Geçtiğimiz günlerde bir gece yarısı evinin Özel harekâtçı polislerin desteğiyle basıldığını eşinin isyanı ile öğrendiğimde;
Ne oluyor orada diye sormama fırsat kalmadan Sosyal medyadan, YouTube’dan Peker’in açıklamalarını izledim…
Gerçekten bir isyan vardı konuşmalarda.
Bana yanlış yaptınız, beni yurtdışına siz gönderdiniz, sonra da ailemi mağdur ettiniz, yazıklar olsun diyordu.
Geçen sabah internethaber başta Sarı Hadi Özışık’ın FaceTime üzerinden bağlanarak İçişleri Bakanı Süleyman Soylu ile aralarındaki sorunun çözümü için Uğraş verdiğini başarısız kaldığını,
Ancak, başaracağını bizzat dinledim.
Aynı gün sabahleyin Bakan Soylu, Cumhuriyet Savcılığına Hadi ve Süleyman Özışık ile ilgili suç duyurusunda bulunacağım dedi.

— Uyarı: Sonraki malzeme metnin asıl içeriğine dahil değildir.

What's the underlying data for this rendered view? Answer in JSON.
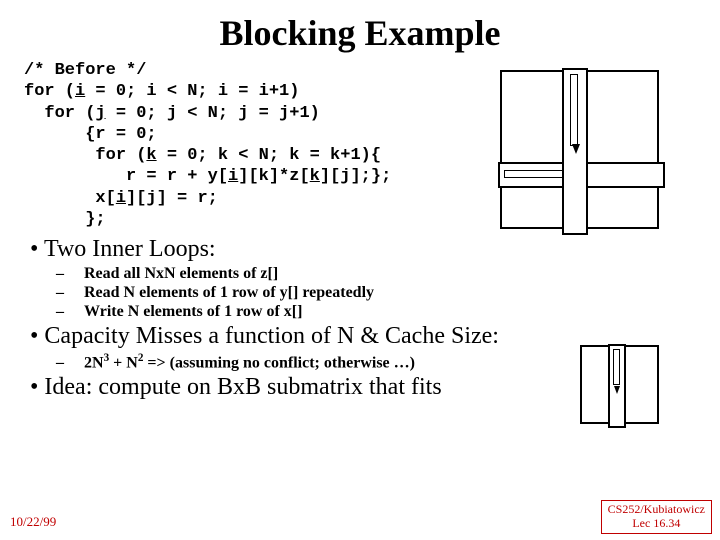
{
  "title": "Blocking Example",
  "code": {
    "l1": "/* Before */",
    "l2a": "for (",
    "l2b": "i",
    "l2c": " = 0; i < N; i = i+1)",
    "l3a": "  for (",
    "l3b": "j",
    "l3c": " = 0; j < N; j = j+1)",
    "l4": "      {r = 0;",
    "l5a": "       for (",
    "l5b": "k",
    "l5c": " = 0; k < N; k = k+1){",
    "l6a": "          r = r + y[",
    "l6b": "i",
    "l6c": "][k]*z[",
    "l6d": "k",
    "l6e": "][j];};",
    "l7a": "       x[",
    "l7b": "i",
    "l7c": "][j] = r;",
    "l8": "      };"
  },
  "bul": {
    "h1": "Two Inner Loops:",
    "h1a": "Read all NxN elements of z[]",
    "h1b": "Read N elements of 1 row of y[] repeatedly",
    "h1c": "Write N elements of 1 row  of x[]",
    "h2": "Capacity Misses a function of N & Cache Size:",
    "h2a_pre": "2N",
    "h2a_sup1": "3",
    "h2a_mid": " + N",
    "h2a_sup2": "2",
    "h2a_post": " => (assuming no conflict; otherwise …)",
    "h3": "Idea: compute on BxB submatrix that fits"
  },
  "footer": {
    "left": "10/22/99",
    "right_top": "CS252/Kubiatowicz",
    "right_bot": "Lec 16.34"
  }
}
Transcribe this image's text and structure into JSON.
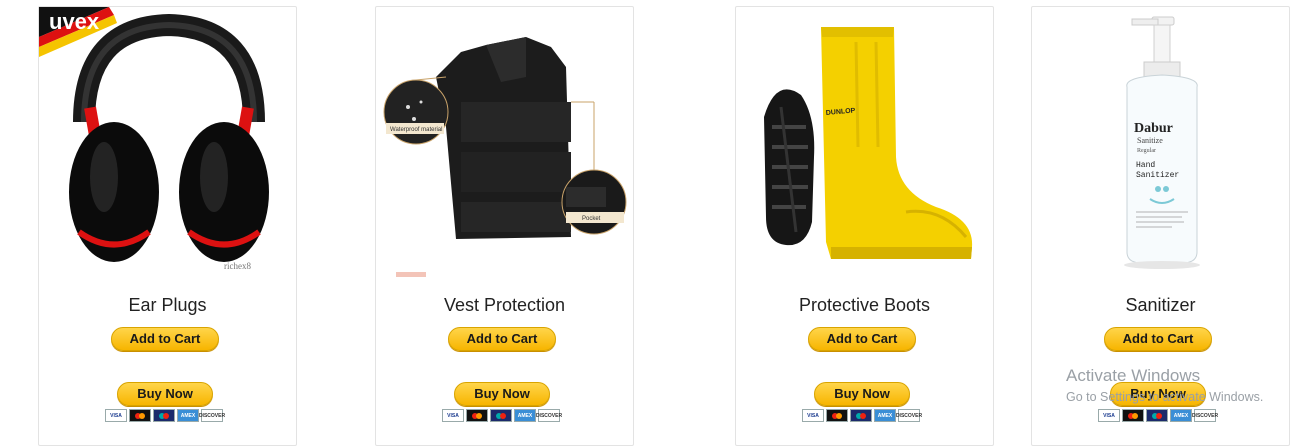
{
  "products": [
    {
      "name": "Ear Plugs",
      "brand_text": "uvex",
      "image_caption": "richex8",
      "add_to_cart": "Add to Cart",
      "buy_now": "Buy Now"
    },
    {
      "name": "Vest Protection",
      "callout_left": "Waterproof material",
      "callout_right": "Pocket",
      "add_to_cart": "Add to Cart",
      "buy_now": "Buy Now"
    },
    {
      "name": "Protective Boots",
      "brand_text": "DUNLOP",
      "add_to_cart": "Add to Cart",
      "buy_now": "Buy Now"
    },
    {
      "name": "Sanitizer",
      "bottle_brand": "Dabur",
      "bottle_line1": "Sanitize",
      "bottle_line2": "Regular",
      "bottle_line3": "Hand",
      "bottle_line4": "Sanitizer",
      "add_to_cart": "Add to Cart",
      "buy_now": "Buy Now"
    }
  ],
  "payment_methods": [
    "VISA",
    "mastercard",
    "maestro",
    "AMEX",
    "DISCOVER"
  ],
  "watermark": {
    "title": "Activate Windows",
    "subtitle": "Go to Settings to activate Windows."
  },
  "colors": {
    "button_top": "#ffd54a",
    "button_bottom": "#f7b500",
    "boot_yellow": "#f4d000"
  }
}
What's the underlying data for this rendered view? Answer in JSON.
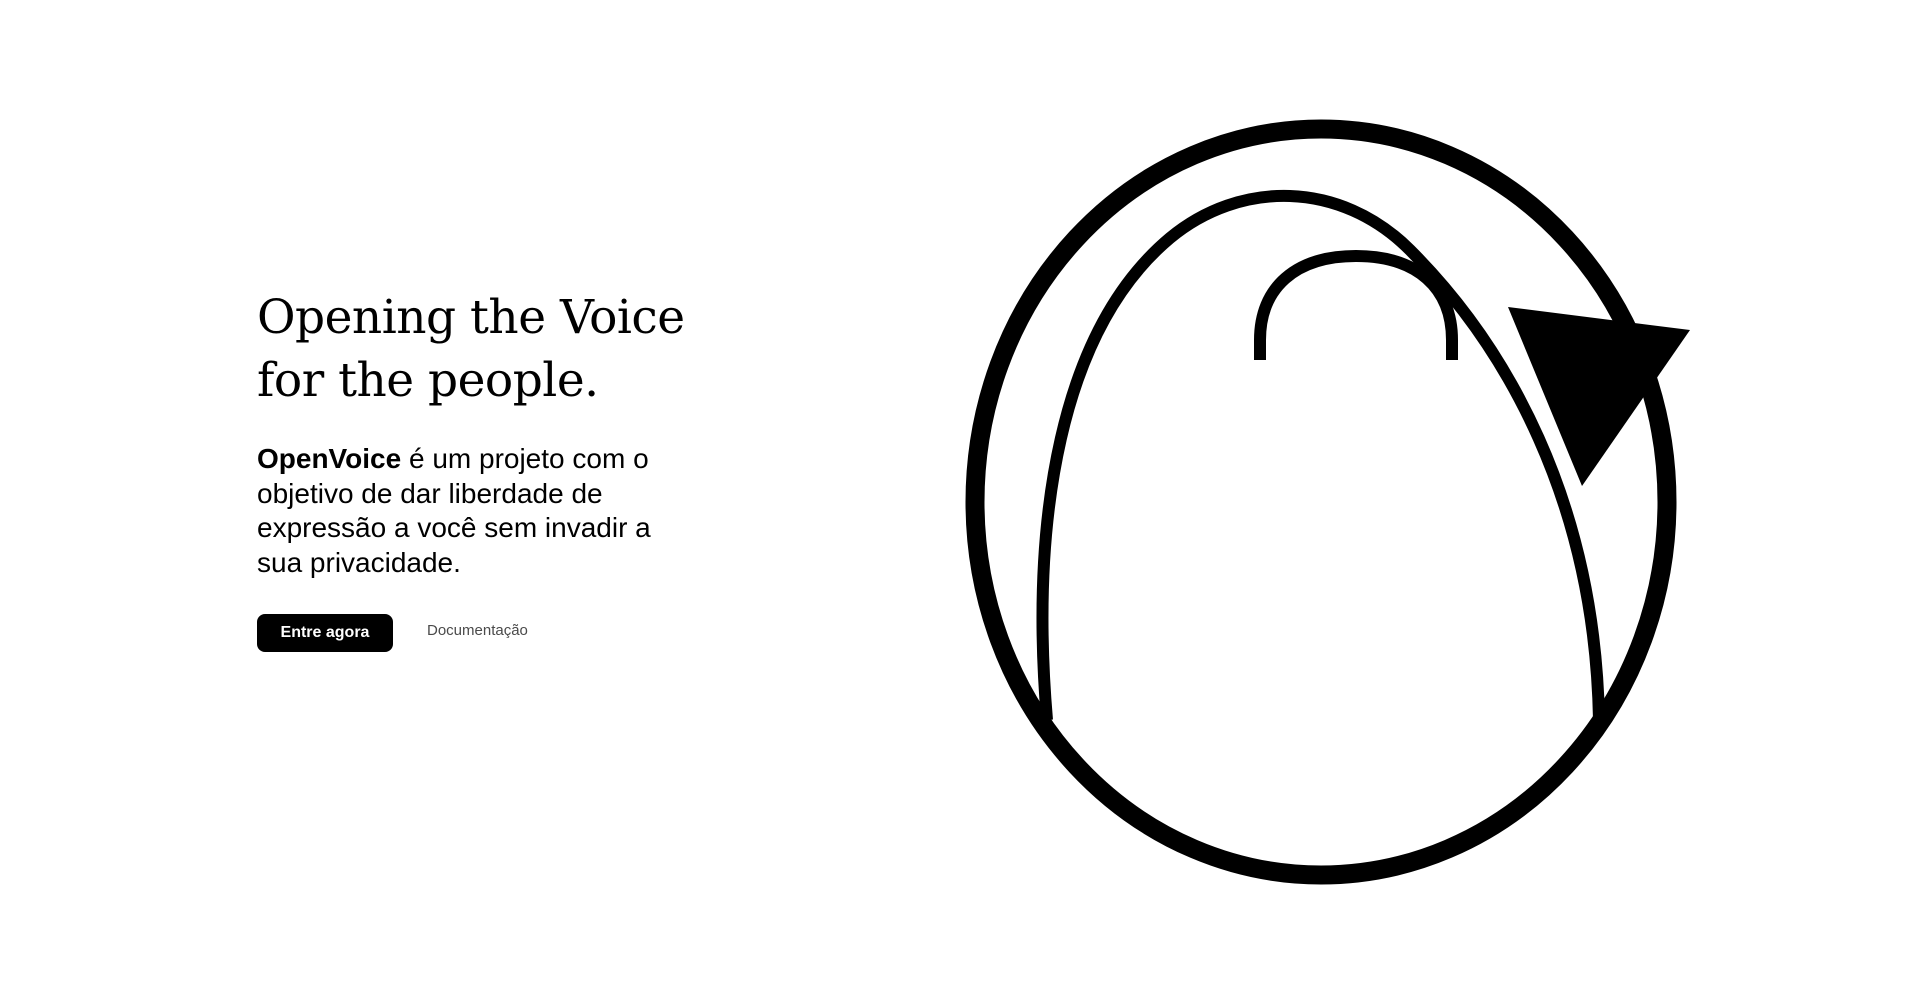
{
  "hero": {
    "headline_line1": "Opening the Voice",
    "headline_line2": "for the people.",
    "brand_name": "OpenVoice",
    "description": " é um projeto com o objetivo de dar liberdade de expressão a você sem invadir a sua privacidade.",
    "primary_button_label": "Entre agora",
    "docs_link_label": "Documentação"
  },
  "illustration": {
    "name": "openvoice-logo",
    "stroke_color": "#000000",
    "background_color": "#ffffff"
  }
}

İyi de; Gazeteci Özışık 1999 yerel seçimlerinden beri sizin danışmanlığınızı ben yürüttüm, beni şimdiye kadar tanımadınız mı diyor?
Yani şimdi diyebilirsiniz; Hadi gibi en yakın dostlarım beni yanılttı!...
Bu kadar yanılgının ardından o koltuğu da oturmanız bana zor gibi geliyor.
Dün dündür bugün de bugün demiyorum!...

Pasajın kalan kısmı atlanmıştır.